Carta aberta sobre a indenização em tempos de pandemia

O mundo sabe que a enfermagem é a profissão que está fazendo a diferença no combate à pandemia do novo coronavírus. Ainda que homenagens e falas de reconhecimento tenham arrefecido, a sociedade pode perceber que a enfermagem que passa 24 horas por dia, 7 dias por semana ao lado dos pacientes, seja nos momentos mais angustiantes do tratamento, na hora das tristes despedidas, mas também nos momentos da tão esperada alta.

O Observatório da Enfermagem do Cofen mostra que até o dia 3 de agosto de 2020, havia mais de 30.000 casos de profissionais contaminados no país, sendo que mais de 300 deles vieram a óbito. Só no estado de São Paulo, essa triste realidade se revela em mais de 5.000 profissionais contaminados e 53 falecimentos. Ou seja, é mais do que evidente que além de combatente, a enfermagem também é vítima da pandemia.

Neste mesmo dia, porém, o presidente da República, Jair Messias Bolsonaro, VETOU o projeto de lei 1826/2020, que “Dispõe sobre compensação financeira a ser paga pela União aos profissionais e trabalhadores de saúde que, durante o período de emergência de saúde pública de importância nacional decorrente da disseminação do novo coronavírus (SARS-CoV-2), por terem trabalhado no atendimento direto a pacientes acometidos pela Covid-19, ou realizado visitas domiciliares em determinado período de tempo, no caso de agentes comunitários de saúde ou de combate a endemias, tornarem-se permanentemente incapacitados para o trabalho, ou ao seu cônjuge ou companheiro, aos seus dependentes e aos seus herdeiros necessários, em caso de óbito; e altera a Lei nº 605, de 5 de janeiro de 1949”.

A decisão vai na contramão da tão necessária valorização dos profissionais de enfermagem. Vetar o projeto de lei que reconhece o esforço e a dedicação dos profissionais é um ataque não só aos mais de 2 milhões de profissionais de enfermagem do país (um quarto deles só no estado de São Paulo), mas sim à saúde brasileira.
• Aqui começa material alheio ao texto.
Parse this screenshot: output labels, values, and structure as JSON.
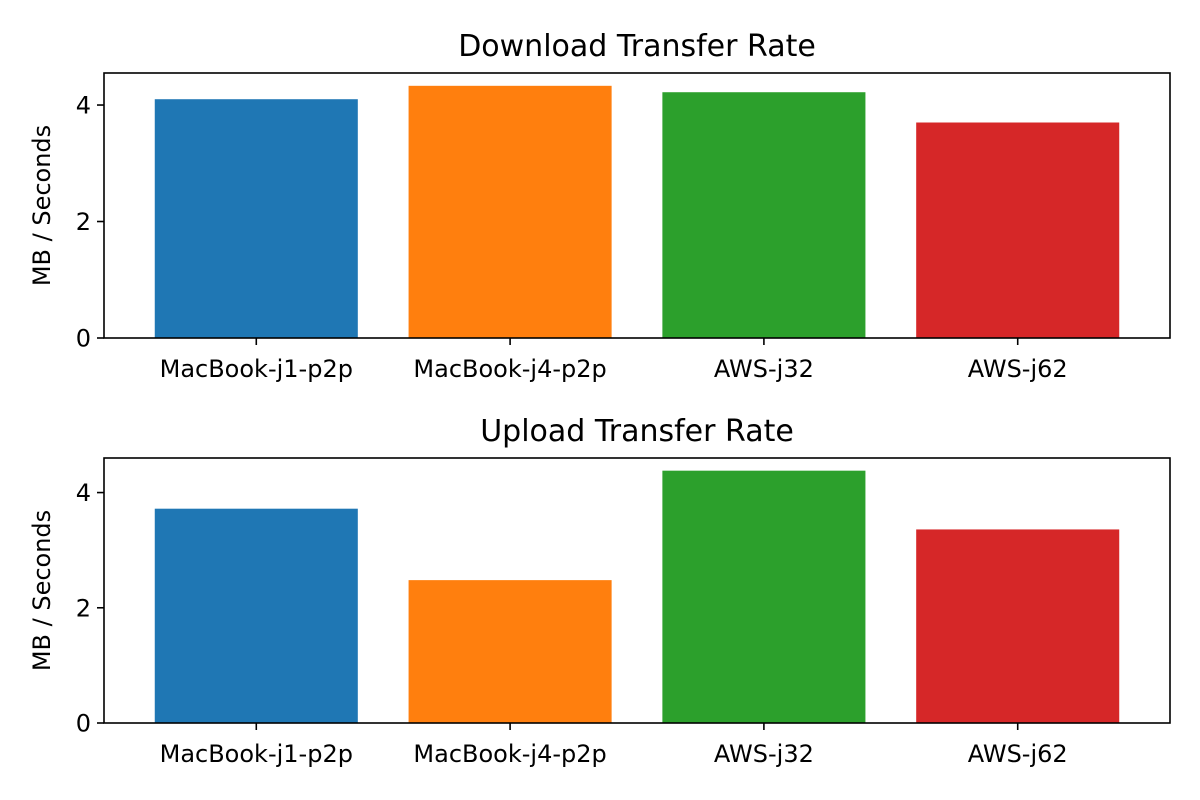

O Conselho Federal de Enfermagem (Cofen) também já manifestou sua discordância em relação ao veto.

Os profissionais de enfermagem se desdobram, muitas vezes, em mais de um emprego para poderem contar com as condições financeiras básicas para seu sustento – só no estado de São Paulo, são mais de 60.000 pessoas com mais de uma inscrição ativa. Além disso, é importante ressaltar que 86% da enfermagem paulista é feminina, o que remete a mais uma jornada de trabalho doméstico. Profissionais de enfermagem que contam com tantas preocupações estão sujeitos a uma sobrecarga emocional que afeta sua saúde mental e que pode comprometer a segurança e a qualidade da assistência prestada à população.

O Coren-SP lançou no mês passado a campanha “Enfermagem Além dos Aplausos“, justamente para ressaltar à sociedade a importância do reconhecimento às lutas da categoria, como a jornada de 30 horas semanais, o piso salarial, a aposentadoria especial, o combate à violência e o favorecimento da saúde mental. Dentre as propostas da campanha, está a sensibilização das autoridades sobre a importância dessas conquistas, a partir de um abaixo-assinado que já conta com mais de 25.000 assinaturas.

Por isso, o Coren-SP conta com a revisão da medida, de maneira a reconhecer e a valorizar não só o trabalho árduo da enfermagem, mas também a vida de mais de 2 milhões de trabalhadores brasileiros.